Our friend, whom we call Mr. Socratic,
butted into the conversation right here.
“Pretty tough luck!” he
said. “Know any men of your age that are
doing better?”
“Sure, lots of ’em.”
“What’s the reason?”
“Well, they have had better luck.”
“How do you mean? Investments turned out
better?”
“No; I never had anything to invest.”
“How, then?”
“Well, they had advantages.”
“What, for instance?”
“Education.”
“Why didn’t you get an education?”
“Couldn’t afford it.”
“Had some income, didn’t you?”
“Yes, but only enough to live on.”
“Had time to study, didn’t you?”
“No always had to work.”
“What about your evenings? Have to work
nights?”
“No.”
“Had a pretty good time, didn’t you?”
“Oh, yes.”
“Out with the fellows and the girls about every
night?”
“Yes.”
“Wore good clothes, smoked good
cigars, hired livery rigs, took in good shows, lived
pretty well, shook dice a little, risked a few dollars
on the ponies now and then?”
“Oh, yes; I was no tight-wad.”
“You had to be a good fellow, eh?”
“Sure, I am only going through
this world once, so I have had a good time as I’ve
gone along.”
“You couldn’t have put
in two or three nights a week studying and still have
had a good time?”
“Oh, I might have, I s’pose, but I didn’t
have the money to buy books.”
“How much do you figure you
spent, on an average, on those nights you were out
with the boys?”
“Oh, I don’t know; sometimes
a dime for a cigar, sometimes three or four dollars
for theater tickets, supper, and the trimmings.”

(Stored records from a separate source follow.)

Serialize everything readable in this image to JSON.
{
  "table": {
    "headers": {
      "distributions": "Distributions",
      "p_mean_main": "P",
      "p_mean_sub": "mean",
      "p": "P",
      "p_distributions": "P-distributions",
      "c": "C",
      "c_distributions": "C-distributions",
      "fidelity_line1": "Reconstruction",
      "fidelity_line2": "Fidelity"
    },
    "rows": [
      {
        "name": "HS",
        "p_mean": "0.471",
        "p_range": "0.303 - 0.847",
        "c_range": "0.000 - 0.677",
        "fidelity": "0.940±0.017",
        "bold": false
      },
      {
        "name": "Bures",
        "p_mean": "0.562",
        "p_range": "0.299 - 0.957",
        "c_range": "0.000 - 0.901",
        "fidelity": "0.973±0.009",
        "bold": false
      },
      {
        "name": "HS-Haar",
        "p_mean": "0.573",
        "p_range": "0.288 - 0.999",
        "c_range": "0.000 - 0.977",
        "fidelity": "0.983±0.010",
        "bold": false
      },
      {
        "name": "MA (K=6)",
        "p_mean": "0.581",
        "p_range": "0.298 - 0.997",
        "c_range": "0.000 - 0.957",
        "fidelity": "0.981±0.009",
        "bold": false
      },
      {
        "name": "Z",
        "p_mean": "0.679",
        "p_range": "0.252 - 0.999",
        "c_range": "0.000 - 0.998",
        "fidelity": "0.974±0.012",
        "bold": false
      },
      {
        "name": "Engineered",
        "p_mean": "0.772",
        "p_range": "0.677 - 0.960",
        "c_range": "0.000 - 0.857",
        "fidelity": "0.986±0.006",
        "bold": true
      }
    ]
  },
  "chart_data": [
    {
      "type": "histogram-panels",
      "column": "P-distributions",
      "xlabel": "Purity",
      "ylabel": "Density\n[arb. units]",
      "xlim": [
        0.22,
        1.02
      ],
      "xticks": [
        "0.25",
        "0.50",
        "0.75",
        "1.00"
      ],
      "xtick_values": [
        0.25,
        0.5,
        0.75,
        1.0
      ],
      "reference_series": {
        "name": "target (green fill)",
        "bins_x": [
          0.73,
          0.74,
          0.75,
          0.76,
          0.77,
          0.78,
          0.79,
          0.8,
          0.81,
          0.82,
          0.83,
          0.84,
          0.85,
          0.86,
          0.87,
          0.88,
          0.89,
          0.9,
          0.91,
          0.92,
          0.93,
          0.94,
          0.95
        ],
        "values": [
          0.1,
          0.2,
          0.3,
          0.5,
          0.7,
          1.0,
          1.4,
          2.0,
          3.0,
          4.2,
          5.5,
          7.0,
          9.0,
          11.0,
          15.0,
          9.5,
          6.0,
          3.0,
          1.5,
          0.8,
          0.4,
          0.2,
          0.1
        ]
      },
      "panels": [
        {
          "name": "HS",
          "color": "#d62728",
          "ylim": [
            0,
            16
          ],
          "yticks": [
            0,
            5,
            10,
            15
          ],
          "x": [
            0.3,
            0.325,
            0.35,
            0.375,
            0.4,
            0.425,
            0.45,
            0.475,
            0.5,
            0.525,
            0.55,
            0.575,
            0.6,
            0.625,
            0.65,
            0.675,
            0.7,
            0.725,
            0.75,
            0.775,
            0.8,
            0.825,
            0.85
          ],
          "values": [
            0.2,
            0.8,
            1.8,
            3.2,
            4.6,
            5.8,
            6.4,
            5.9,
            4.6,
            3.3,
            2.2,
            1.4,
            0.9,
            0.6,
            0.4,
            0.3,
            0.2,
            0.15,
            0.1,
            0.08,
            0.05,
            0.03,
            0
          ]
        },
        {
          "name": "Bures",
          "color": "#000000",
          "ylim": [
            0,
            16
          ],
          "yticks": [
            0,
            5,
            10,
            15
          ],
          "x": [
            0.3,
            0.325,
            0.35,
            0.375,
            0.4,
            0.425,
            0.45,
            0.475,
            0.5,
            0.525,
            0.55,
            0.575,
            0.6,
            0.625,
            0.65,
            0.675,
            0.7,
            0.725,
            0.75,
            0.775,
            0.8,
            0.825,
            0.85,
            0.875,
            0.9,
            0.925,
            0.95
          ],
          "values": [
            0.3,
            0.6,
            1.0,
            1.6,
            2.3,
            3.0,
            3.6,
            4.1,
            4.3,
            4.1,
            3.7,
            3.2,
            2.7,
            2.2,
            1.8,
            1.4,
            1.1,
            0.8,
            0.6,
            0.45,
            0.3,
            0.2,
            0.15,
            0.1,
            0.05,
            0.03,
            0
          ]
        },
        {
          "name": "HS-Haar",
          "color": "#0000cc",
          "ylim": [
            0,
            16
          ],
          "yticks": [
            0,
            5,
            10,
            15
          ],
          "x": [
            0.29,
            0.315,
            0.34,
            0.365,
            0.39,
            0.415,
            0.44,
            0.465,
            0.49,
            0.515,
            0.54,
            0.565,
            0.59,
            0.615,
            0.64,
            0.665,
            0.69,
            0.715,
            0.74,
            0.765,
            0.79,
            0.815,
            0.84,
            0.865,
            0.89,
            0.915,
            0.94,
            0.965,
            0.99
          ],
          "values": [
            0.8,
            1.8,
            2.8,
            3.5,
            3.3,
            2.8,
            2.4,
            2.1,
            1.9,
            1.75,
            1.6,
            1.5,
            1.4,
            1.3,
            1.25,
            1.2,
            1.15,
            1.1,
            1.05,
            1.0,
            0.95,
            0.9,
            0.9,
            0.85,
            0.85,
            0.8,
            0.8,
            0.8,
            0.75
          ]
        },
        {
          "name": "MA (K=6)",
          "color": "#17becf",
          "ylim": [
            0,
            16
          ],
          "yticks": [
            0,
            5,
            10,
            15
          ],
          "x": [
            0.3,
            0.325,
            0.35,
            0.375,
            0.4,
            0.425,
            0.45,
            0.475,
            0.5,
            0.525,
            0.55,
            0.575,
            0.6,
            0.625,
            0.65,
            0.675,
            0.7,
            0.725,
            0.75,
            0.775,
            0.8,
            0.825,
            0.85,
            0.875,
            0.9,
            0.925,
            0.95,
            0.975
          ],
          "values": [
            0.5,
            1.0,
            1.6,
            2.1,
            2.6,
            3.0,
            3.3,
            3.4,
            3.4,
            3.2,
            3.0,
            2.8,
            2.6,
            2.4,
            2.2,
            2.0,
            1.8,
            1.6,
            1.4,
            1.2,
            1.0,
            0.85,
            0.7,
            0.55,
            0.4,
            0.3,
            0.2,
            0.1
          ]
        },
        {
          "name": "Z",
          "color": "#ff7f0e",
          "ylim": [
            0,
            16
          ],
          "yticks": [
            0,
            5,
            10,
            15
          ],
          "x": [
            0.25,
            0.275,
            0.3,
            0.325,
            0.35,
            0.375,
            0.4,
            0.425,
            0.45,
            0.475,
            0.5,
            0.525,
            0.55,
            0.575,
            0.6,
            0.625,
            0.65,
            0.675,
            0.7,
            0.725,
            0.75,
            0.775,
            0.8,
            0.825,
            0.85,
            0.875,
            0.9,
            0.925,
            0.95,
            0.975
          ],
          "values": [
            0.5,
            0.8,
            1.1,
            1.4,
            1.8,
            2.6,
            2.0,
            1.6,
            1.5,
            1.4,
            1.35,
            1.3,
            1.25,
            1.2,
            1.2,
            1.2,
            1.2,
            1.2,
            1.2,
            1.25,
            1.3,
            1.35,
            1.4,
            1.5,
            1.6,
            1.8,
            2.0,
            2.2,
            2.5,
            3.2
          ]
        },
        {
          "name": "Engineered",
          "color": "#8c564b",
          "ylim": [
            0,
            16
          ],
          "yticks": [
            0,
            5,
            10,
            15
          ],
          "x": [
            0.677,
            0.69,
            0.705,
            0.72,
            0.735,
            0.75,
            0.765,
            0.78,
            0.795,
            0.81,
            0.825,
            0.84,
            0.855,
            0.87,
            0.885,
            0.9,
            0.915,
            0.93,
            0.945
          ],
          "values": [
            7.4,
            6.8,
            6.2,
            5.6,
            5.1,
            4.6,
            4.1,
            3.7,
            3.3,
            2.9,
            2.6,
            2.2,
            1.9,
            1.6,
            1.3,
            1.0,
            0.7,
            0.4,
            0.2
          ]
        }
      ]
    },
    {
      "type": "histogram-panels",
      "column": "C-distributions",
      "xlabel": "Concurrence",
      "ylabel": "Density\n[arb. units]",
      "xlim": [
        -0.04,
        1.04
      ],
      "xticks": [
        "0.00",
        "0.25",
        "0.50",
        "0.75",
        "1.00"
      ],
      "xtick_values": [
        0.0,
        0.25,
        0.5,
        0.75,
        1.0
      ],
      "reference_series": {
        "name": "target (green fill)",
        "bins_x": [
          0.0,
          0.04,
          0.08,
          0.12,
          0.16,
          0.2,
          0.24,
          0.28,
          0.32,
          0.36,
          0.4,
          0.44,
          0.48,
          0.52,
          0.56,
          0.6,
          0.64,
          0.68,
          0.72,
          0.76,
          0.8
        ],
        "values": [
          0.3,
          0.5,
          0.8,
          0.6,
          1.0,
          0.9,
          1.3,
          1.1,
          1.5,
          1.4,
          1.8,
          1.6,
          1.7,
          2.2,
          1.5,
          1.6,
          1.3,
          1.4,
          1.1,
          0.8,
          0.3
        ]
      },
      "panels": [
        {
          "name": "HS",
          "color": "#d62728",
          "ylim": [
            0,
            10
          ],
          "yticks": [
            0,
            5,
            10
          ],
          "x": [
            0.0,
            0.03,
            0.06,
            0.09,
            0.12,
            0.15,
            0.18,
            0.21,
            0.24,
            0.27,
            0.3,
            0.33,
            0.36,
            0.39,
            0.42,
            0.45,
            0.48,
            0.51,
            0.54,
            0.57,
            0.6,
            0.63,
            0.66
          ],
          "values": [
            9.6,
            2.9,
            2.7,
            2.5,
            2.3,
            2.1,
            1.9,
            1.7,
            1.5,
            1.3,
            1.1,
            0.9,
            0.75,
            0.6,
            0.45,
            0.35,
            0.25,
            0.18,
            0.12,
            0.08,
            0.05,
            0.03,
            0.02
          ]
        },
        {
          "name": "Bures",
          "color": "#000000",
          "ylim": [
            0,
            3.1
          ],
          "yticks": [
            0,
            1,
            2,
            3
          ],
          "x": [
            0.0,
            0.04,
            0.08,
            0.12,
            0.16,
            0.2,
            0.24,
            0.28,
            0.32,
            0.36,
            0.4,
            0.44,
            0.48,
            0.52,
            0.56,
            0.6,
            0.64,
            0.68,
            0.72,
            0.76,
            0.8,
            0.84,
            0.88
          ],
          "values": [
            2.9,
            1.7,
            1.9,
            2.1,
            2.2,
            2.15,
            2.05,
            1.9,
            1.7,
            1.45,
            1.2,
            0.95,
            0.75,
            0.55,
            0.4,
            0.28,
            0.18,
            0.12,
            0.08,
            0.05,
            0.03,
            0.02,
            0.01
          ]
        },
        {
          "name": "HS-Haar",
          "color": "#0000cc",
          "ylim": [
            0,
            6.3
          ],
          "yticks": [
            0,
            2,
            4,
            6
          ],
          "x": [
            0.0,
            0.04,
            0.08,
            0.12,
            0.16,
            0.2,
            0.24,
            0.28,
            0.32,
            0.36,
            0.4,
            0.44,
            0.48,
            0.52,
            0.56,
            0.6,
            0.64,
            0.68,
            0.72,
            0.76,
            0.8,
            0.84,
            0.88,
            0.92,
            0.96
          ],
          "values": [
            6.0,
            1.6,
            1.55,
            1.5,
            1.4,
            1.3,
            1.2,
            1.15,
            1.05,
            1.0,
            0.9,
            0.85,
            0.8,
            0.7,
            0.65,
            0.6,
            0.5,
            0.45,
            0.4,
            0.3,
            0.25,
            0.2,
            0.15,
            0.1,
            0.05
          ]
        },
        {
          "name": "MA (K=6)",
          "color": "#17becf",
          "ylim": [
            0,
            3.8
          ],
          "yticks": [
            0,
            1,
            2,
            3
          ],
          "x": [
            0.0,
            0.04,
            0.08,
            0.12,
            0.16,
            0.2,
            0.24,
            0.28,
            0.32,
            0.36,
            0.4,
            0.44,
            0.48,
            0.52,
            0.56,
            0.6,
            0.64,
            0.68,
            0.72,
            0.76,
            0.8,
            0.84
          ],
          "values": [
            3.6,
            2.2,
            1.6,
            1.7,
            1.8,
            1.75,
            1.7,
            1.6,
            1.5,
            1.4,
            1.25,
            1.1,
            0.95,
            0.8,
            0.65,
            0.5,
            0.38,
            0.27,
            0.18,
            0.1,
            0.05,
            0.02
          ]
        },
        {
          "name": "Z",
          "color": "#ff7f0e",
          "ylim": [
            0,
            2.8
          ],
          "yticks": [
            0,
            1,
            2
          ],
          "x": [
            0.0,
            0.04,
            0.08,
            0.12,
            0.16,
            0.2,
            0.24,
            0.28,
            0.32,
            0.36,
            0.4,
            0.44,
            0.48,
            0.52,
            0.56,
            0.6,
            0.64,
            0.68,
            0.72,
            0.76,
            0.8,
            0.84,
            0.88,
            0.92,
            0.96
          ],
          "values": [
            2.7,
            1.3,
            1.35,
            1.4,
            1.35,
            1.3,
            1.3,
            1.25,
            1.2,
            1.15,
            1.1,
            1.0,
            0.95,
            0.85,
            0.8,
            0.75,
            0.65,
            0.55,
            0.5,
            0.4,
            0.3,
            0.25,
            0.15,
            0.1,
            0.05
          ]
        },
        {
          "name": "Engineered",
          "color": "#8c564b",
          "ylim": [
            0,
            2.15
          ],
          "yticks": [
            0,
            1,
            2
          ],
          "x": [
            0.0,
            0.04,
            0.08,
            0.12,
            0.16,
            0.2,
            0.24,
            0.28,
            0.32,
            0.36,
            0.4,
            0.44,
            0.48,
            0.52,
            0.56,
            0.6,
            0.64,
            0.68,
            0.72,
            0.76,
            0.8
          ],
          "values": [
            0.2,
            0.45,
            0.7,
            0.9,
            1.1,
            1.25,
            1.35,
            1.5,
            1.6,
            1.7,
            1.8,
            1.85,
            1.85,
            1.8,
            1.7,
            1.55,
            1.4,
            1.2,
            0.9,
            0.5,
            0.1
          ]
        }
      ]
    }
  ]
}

“Well, would it average two bits?”
“Yes, I guess so; all of that. Maybe more.”
“If you had saved that for two
nights a week, it would have counted up about two
and a quarter a month. Buy a pretty good book
for that, couldn’t you?”
“S’pose so.”
“And if you had been buying
books and studying them, going to night-school, or
taking a correspondence course all these years, you
would have had an education by now, wouldn’t
you?”
“Well, I don’t know.
Some men are born to succeed. They have more brains
than others.”
“Who, for instance?”
“Well, there’s Edison.”
“Yes; and while you were having
a good time with the boys, wearing good clothes, and
enjoying the comforts of life, Edison was working and
studying, wearing shabby clothes and patched shoes,
so that he might buy books. What right have you
to say that Edison has a better head, naturally, than
you until you have done what Edison did to develop
his?”
“Well, if you put it that way none,
I guess.”
“Then you might have been an
Edison if you had sacrificed, worked, and studied
as Edison did?”
“Perhaps.”
“Then where does the ‘hard
luck’ come in? While you were having a good
time, Edison was having a hard time. Isn’t
that so?”
“Yes, and now Edison is on Easy
Street and I am headed for the Bay. I see your
point, Mr. Socratic. I guess it isn’t luck,
after all. It’s my fault. But knowing
that won’t make it any easier for me when I get
canned.”
“What’s the use crossing
the bridge before you get to it? I read the other
day of a man who studied law, was admitted to the bar,
and made money on it, all after he was seventy years
old.”
“Think there’s any chance
for me? Can I learn anything at my age?”
“You learned something just
now, didn’t you?” asked Socratic.
“Yes, I guess I did.”
“Well, if you can learn one thing, you can learn
a hundred, can’t you?”
“Guess so.”
“Will you?”
“I sure will.”
If you are a worker and not a shirker if
you are a lifter and not a leaner if you
have done your best to succeed in your present vocation,
and are still dissatisfied, and feel that you could
do better in some other line of work, we hope that
this book has been of some assistance to you in determining
your new line.
If, however, you have never attempted
your best if you have never worked your
hardest if you have grown weary, and laid
down your burden in the face of difficulties and obstacles if
you have neglected your education, your training,
your preparation for success, then, before you make
a change, before you seek vocational counsel, do your
best to make good where you are. It may be the
one vocation in which you can succeed.